A conical drinking cup is made from a circular piece of paper of radius R inches by cutting out a sector and joining the edges CA and CB. Find the radius, height and volume of the cone of greatest volume that can be made this way.
I used to cut open a paper drinking cup in class when I was teaching this particular question.
It was easy to see that the resulting arc was equal to the circular base of the cup and the "slant" height of the cup was the radius of the partial circle.
Try this, and see if you can do the question.
To find the radius, height, and volume of the cone of greatest volume that can be made, we need to determine the dimensions that will maximize the volume of the cone.
Let's start by visualizing the problem. We have a circular piece of paper with radius R, and we need to cut out a sector from it to form a cone. To do this, we select two points, A and B, on the circumference of the circle, and join them with a straight line segment to form the lateral surface of the cone.
To maximize the volume of the cone, we need to find the dimensions that will maximize the height and radius of the cone.
Let's denote the radius of the cone as "r" and the height as "h".
From the problem statement, we can see that the slant height of the cone will be the radius of the circular piece, which is R.
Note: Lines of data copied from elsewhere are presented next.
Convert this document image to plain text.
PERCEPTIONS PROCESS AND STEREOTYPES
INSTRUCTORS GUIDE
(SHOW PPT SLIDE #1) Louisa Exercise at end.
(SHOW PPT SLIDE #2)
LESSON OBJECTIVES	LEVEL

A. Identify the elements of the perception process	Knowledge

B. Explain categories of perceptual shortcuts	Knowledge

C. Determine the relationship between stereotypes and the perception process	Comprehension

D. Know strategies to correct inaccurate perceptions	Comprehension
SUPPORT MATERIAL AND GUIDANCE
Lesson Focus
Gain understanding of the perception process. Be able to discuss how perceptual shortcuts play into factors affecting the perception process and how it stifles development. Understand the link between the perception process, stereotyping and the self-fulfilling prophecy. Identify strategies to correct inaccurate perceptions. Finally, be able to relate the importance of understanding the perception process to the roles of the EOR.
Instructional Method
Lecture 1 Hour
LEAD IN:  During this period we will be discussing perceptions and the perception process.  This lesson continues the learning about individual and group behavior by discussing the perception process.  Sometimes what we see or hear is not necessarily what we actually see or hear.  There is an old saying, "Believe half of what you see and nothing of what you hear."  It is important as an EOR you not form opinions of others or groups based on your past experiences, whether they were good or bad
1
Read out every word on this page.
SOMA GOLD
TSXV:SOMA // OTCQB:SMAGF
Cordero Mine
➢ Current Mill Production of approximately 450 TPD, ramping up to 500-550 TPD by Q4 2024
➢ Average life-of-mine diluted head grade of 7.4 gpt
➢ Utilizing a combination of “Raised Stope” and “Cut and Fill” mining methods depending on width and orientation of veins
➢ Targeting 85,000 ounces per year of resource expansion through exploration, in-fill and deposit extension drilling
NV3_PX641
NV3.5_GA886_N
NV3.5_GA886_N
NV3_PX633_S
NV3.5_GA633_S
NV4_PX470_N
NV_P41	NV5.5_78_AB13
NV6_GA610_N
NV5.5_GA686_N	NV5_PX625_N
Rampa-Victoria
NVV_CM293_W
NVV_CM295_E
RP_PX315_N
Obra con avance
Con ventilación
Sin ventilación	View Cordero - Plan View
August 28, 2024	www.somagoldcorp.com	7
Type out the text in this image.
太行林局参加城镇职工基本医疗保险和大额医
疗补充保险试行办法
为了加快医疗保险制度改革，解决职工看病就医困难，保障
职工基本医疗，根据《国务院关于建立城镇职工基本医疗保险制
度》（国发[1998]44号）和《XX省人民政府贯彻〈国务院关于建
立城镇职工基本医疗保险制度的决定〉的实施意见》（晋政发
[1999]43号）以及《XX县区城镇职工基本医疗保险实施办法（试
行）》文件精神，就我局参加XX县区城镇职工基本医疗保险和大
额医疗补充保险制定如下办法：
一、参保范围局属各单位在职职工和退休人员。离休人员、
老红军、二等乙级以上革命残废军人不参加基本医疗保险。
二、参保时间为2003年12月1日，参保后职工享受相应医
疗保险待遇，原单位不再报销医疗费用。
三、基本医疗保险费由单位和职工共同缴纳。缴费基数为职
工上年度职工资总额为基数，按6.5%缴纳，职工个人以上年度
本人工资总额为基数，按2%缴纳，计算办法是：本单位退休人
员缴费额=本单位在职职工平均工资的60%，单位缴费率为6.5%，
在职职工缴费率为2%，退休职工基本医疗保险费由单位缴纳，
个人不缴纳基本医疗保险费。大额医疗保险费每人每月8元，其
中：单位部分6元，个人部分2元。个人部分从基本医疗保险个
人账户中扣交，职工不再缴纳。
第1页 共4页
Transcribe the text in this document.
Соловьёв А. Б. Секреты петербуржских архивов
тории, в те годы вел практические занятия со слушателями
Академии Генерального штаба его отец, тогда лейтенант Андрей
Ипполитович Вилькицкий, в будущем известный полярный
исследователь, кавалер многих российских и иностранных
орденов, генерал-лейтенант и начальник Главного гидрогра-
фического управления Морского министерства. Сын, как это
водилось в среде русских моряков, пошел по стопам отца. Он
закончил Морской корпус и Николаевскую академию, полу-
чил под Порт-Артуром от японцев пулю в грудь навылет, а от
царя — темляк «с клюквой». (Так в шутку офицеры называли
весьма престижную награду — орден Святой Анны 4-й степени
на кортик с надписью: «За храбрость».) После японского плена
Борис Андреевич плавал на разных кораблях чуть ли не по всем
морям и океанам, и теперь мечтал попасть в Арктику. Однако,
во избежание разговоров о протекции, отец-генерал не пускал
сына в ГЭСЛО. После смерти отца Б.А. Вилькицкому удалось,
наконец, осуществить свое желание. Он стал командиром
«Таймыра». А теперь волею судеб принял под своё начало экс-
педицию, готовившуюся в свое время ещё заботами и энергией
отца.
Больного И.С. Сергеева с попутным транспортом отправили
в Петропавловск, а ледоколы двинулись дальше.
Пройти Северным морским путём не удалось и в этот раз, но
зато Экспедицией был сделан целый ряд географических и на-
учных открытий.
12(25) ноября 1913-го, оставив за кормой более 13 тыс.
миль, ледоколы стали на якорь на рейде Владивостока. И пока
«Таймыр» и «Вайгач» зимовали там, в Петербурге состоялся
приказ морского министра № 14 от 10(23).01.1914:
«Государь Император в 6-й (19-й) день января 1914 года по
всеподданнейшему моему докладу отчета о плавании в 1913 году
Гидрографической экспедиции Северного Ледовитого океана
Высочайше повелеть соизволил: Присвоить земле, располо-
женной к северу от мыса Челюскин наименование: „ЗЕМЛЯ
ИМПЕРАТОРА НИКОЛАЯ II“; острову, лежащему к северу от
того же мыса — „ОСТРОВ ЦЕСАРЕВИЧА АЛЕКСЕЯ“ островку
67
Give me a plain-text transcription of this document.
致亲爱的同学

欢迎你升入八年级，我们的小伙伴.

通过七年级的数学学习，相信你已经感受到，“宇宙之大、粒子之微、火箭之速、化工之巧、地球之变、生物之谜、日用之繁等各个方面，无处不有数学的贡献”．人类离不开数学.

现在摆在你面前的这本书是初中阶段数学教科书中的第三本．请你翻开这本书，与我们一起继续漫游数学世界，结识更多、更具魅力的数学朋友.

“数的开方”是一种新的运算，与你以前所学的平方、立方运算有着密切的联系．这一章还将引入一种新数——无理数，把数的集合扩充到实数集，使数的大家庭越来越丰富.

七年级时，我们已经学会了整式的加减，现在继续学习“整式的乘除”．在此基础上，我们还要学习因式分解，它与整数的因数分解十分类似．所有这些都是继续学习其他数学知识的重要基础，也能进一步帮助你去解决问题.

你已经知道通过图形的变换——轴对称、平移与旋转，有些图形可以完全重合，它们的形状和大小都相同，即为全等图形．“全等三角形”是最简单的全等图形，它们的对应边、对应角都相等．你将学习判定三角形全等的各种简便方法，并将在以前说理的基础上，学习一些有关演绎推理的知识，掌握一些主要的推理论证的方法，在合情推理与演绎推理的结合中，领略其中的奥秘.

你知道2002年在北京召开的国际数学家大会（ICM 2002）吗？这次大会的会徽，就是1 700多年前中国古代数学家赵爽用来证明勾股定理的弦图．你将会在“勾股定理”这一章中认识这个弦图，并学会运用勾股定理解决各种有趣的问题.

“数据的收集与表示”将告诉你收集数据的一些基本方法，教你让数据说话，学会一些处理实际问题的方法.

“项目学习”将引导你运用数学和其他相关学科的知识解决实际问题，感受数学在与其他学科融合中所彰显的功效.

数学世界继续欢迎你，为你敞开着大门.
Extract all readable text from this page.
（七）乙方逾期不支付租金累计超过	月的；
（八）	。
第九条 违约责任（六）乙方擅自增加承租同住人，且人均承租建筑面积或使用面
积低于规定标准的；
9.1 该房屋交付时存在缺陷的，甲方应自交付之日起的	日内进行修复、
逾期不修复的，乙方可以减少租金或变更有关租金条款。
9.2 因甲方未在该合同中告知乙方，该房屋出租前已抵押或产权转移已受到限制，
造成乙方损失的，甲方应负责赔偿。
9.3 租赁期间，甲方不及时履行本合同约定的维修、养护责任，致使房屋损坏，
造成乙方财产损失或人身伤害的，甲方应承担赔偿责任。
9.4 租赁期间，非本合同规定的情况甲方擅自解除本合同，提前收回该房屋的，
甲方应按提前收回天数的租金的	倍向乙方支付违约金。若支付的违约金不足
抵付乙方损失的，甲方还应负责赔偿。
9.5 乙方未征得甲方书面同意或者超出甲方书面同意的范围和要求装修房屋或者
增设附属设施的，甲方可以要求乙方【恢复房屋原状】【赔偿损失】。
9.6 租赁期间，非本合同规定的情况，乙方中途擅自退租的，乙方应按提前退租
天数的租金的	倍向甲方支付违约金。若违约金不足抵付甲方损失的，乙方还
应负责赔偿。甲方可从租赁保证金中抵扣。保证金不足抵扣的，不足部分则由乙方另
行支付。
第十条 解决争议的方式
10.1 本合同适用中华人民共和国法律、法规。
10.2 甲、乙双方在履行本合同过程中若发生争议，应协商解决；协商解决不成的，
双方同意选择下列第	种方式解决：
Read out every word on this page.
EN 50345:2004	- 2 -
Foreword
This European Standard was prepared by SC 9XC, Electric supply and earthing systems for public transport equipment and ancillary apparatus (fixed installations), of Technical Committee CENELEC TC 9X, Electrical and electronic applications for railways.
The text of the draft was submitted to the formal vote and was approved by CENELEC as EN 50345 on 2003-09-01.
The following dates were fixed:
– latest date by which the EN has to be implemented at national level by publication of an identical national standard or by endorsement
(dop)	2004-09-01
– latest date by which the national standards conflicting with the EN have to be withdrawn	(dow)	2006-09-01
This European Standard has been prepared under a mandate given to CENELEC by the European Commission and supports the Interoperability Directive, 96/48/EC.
Using Pythagoras' theorem, we can write:
h^2 + r^2 = R^2
Now, we need an equation for the volume of the cone. The volume of a cone can be calculated using the formula:
V = (1/3) * π * r^2 * h
To simplify the equation, we need to eliminate one of the variables. Let's solve the equation h^2 + r^2 = R^2 for h:
h^2 = R^2 - r^2
h = √(R^2 - r^2)
Substituting this value of h into the volume equation, we get:
V = (1/3) * π * r^2 * √(R^2 - r^2)
Now, using calculus, we can find the maximum volume by taking the derivative of V with respect to r and setting it equal to zero:
dV/dr = (1/3) * π * [(2r√(R^2 - r^2)) + (r^2 / √(R^2 - r^2))] = 0
Simplifying the equation, we get:
2r√(R^2 - r^2) + (r^2 / √(R^2 - r^2)) = 0
To solve this equation, we can multiply both sides by √(R^2 - r^2) to get rid of the denominator:
2r(R^2 - r^2) + r^2 = 0
Expanding and rearranging the equation, we get:
2rR^2 - 3r^3 = 0
Factoring out an r, we get:
r(2R^2 - 3r^2) = 0
This equation tells us that r = 0 or 2R^2 - 3r^2 = 0
Since r cannot be zero (as it represents the radius of the cone), we solve the equation 2R^2 - 3r^2 = 0 for r.
2R^2 - 3r^2 = 0
3r^2 = 2R^2
r^2 = (2/3)R^2
r = √((2/3)R^2)
r = R * √(2/3)
Now, to find the height, we can substitute this value of r into the equation h = √(R^2 - r^2):
h = √(R^2 - (R * √(2/3))^2)
h = √(R^2 - (2/3)R^2)
h = √((1 - 2/3)R^2)
h = √((1/3)R^2)
h = R * √(1/3)
h = R/√3
Finally, to determine the maximum volume, we substitute the values of r and h into the volume formula:
V = (1/3) * π * (R * √(2/3))^2 * (R/√3)
V = (1/3) * π * (2/3)R^3 * R/√3
V = (2/9) * π * R^4 / √3
Therefore, the radius of the cone of greatest volume is R * √(2/3), the height is R/√3, and the volume is (2/9) * π * R^4 / √3.